This is quite a good piece, here is one excerpt:
For the scalpers' business to work, they will often need to limit the
supply of tickets–and tear up the extras instead of selling them at
face value. Or in other cases, they create a perceived shortage of
tickets by dribbling them out slowly at auctions with fans not knowing
whether tickets are really available. The result of this is unhappy
fans and empty seats. This has some potentially bad long-term
consequences. On Broadway, to take one example, theater owners are
eager to create buzz around a show by keeping seats filled. If the
venue is going to be half-empty, they'll even "paper the house" by
having anyone connected to the production distribute free tickets.
Short-run gains for scalpers create long-run problems for theater
owners and performers.
This is different from the usual explanation that lower prices create desirable clientele effects. The piece also offers a good discussion of Eric Crampton and Trent Raznor as well. Hat tip goes to Felix Salmon.
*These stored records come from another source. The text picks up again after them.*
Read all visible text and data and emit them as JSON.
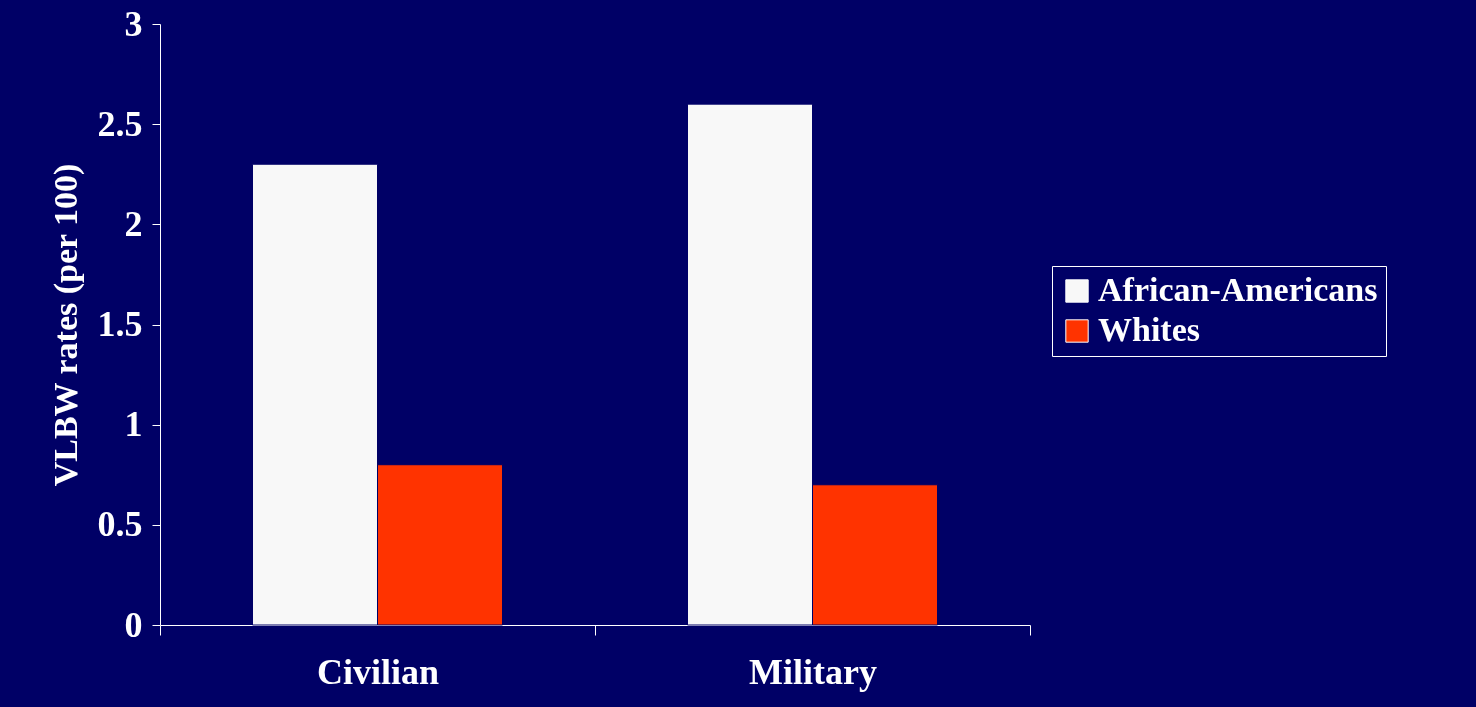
{
  "chart_data": {
    "type": "bar",
    "ylabel": "VLBW rates (per 100)",
    "categories": [
      "Civilian",
      "Military"
    ],
    "series": [
      {
        "name": "African-Americans",
        "color": "#f8f8f8",
        "values": [
          2.3,
          2.6
        ]
      },
      {
        "name": "Whites",
        "color": "#ff3300",
        "values": [
          0.8,
          0.7
        ]
      }
    ],
    "ylim": [
      0,
      3
    ],
    "yticks": [
      0,
      0.5,
      1,
      1.5,
      2,
      2.5,
      3
    ],
    "grid": false,
    "legend": "right"
  }
}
It’s funny to see the article describe the possibility that we may see the emergence of a two-tiered pricing system when most venues literally have multiple tiers at varying prices.
The article tells why the artists might not like scalping,but the rest of it is poorly reasoned. The economics of scalping only hurt fans if the scalpers have a monopoly on the available tickets. That might have been the case in Beijing, but almost no other places.
There is a bit of economic insight in the article but it is mostly moralizing. Ticket sellers could not only “end scalping tomorrow” by printing names on tickets, they could “end scalping tommorow” and increase their take by selling raising prices until demand equals supply, but the author doesn’t mention that.
The commenters sourcreamus and ben above also makes an important point. The venue orginally has monopoly pricing power and should raise prices so high that some seats remain empty. But the scalpers do not have monopoly pricing power, because there is more than one scalper in competition. In that scenario, the equilibrium price is the price at which all seats are filled. (Bill Gates, faced with the $150K price, could simply turn to the next scalper and say “will you beat that price”?)
Tyler, you’ve linked to this same post before! But it was very interesting, so thanks.
I wrote a reply to this on my blog at ticketeconomist.com
Gimein’s article oversimplifies the issue by failing to acknowledge that primary market ticket sellers (such as ticketmaster and Live Nation) have a great influence on the number of tickets that end up on the resale market and on resale price. Just look at how much Miley Cyrus tickets are going for on the resale market now that they have constrained supply so tightly with paperless tickets.
Scalpers do not like to tear up tickets, they are good at creating perceived shortages, but they will sell a ticket before loosing money on it.